LatticeAtoms

class sknano.core.atoms.lattice_atoms.LatticeAtoms(*args, xperiodic=False, yperiodic=False, zperiodic=False, **kwargs)[source] [edit on github][source]

Bases: sknano.core.atoms.mixins.PBCAtomsMixin, sknano.core.atoms.atoms.Atoms

An Atoms sub-class for crystal structure lattice atoms.

Sub-class of Atoms class, and a container class for lists of LatticeAtom instances.

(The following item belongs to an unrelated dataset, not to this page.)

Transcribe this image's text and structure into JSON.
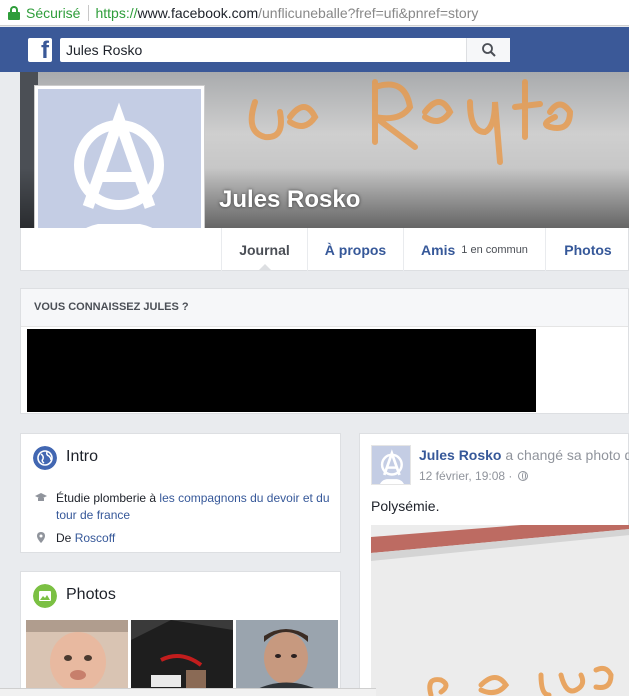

Parameters:atoms ({None, sequence, LatticeAtoms}, optional) – if not None, then a list of LatticeAtom instance objects or an existing LatticeAtoms instance object.

Attributes

M Total mass of Atoms.
Natoms Number of atoms in Atoms.
cell Alias for LatticeAtoms.cell_matrix.
cell_matrix Return the Crystal3DLattice.cell_matrix.
elements ndarray of Atom.elements.
fmtstr Format string.
lattice Return the LatticeAtom.lattice of the first atom in self.
masses ndarray of Atom.masss.
pbc Return boolean array of periodic boundaries set along x,y,z axes.
rs Vectors of LatticeAtom.rs Vectors
symbols ndarray of Atom.symbols.
xperiodic Return True if periodic along the x axis.
xs ndarray of LatticeAtom.xs values
yperiodic Return True if periodic along the y axis.
ys ndarray of LatticeAtom.ys values
zperiodic Return True if periodic along the z axis.
zs ndarray of LatticeAtom.zs values

Methods

append(atom)
clear()
copy()
count(item)
extend(other)
filter(condition[, invert]) Filter Atoms by condition.
filtered(condition[, invert]) Return new list of Atoms filtered by condition.
get_atoms([asarray, aslist]) Return Atoms either as list (default) or numpy array or self.
getattr(attr[, default, recursive]) Get ndarray of atom attributes attr.
index(item, *args)
insert(i, atom)
mapatomattr([from_attr, to_attr, attrmap]) Set/update atom attribute from another atom attribute with dict.
pop([i])
remove(item)
reset_attrs(**kwargs) Call corresponding reset_attrs method on each atom
reverse()
rezero([epsilon]) Set values with absolute value less than epsilon to zero.
select([selstr, selstrlist, verbose]) Return Atom or Atoms from selection command.
set_pbc(dims) Set periodic boundaries along dims.
sort([key, reverse])
todict() Return dict of constructor parameters.
unset_pbc() Turn of PBCs along all dimensions.
update_attrs(**kwargs) Call update_attrs method on each atom.
wrap_coords([pbc]) Wrap coordinates into lattice.